Three Decades of Impact

Lettie Pate Whitehead Evans
Lettie Pate Whitehead Evans

On clinic day every week, first-year nursing student Brooke Hazen’s 12-hour shift starts at 6:30 a.m.

“We’re taking vital signs, helping patients shower and walk, administering shots and IVs, and interpreting lab results,” she says. Hazen is in Vanderbilt School of Nursing’s prespecialty program, which provides a two-year path to a master’s degree for students with no background in nursing.

One reason Hazen can dive into her studies headfirst is due to her scholarship from the Lettie Pate Whitehead Foundation, which has provided more than $4.5 million in support to hundreds of Vanderbilt nursing students since 1971.

“I was so excited when I was accepted to the School of Nursing, but wasn’t sure how I was going to handle paying for the program,” Hazen says. “The day I got the letter about the scholarship, I just cried.”

Like many of her fellow students, Hazen’s path to a nursing career wasn’t direct. She grew up in rural Pelham, Tennessee, in a home filled with music.
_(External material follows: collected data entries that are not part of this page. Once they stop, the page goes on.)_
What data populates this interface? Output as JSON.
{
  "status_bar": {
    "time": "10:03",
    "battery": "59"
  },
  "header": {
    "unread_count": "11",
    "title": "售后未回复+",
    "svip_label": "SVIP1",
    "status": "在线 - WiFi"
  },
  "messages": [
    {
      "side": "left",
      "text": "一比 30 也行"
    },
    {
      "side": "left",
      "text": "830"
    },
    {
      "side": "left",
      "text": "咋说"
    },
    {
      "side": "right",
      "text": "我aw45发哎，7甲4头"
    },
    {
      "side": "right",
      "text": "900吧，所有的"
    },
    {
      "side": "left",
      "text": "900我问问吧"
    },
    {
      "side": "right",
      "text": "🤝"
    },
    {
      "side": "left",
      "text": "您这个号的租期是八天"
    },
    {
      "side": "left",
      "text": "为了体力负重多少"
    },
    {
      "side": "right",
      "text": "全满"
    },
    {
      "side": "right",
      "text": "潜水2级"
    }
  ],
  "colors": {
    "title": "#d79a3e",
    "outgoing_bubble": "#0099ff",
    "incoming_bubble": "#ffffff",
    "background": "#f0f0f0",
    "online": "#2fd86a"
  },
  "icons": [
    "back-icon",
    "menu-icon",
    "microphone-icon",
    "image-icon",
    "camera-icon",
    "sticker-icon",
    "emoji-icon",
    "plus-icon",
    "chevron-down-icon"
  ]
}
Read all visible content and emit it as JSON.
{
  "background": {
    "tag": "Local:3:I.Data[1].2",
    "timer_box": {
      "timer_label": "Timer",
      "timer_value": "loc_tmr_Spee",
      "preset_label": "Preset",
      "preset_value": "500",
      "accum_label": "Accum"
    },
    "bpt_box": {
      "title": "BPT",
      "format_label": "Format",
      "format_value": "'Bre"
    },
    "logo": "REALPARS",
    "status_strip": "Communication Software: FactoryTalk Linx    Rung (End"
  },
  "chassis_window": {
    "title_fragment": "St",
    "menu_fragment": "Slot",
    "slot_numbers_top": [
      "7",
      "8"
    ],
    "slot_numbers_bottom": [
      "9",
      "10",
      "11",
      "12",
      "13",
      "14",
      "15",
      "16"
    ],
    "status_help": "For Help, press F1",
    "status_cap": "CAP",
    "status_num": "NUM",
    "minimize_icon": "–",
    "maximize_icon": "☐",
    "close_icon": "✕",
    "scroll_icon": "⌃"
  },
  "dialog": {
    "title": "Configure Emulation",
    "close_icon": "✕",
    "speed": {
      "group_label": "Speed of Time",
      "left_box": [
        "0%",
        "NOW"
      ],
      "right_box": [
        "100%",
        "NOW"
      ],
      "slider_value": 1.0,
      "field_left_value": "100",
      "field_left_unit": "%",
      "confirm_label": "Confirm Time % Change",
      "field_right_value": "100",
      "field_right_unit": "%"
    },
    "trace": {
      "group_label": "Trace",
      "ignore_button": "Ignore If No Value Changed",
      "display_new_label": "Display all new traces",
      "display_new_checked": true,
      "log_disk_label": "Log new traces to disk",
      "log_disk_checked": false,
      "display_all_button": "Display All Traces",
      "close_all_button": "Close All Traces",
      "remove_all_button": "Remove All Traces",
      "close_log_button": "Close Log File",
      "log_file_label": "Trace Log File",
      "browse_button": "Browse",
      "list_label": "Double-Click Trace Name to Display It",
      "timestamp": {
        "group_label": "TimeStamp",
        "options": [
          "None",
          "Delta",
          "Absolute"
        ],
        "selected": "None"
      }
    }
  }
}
She studied music and vocal performance as an undergraduate and was accepted to the prestigious Peabody Institute conservatory at Johns Hopkins.

Then her father’s sudden passing put her at a crossroads.

“I still sing all the time, as much as I can, but music is not the career path for me to pursue,” she says.

The foundation’s senior program officer, Carrie Davis Conway, isn’t surprised by Hazen’s path to nursing. “So many of the foundation’s scholarship recipients are pursuing second careers,” she says.

The foundation was created to honor philanthropist and businesswoman Lettie Pate Whitehead Evans (1872–1953), the wife of Joseph B. Whitehead, one of the original bottlers of Coca-Cola. Widowed in 1906 at the age of 34, Whitehead took over her husband’s bottling business and real estate interests, guiding both to great success. She became one of the first female directors of any major American corporation when she was appointed to the board of the Coca-Cola Co. in 1934.

After earning her M.S.N., Hazen plans to enroll in Vanderbilt’s Doctor of Nursing Practice program, with a goal of teaching and influencing public policy.

“Just one person can make a huge change,” Hazen says. “The scholarship gives me the chance to be that person.”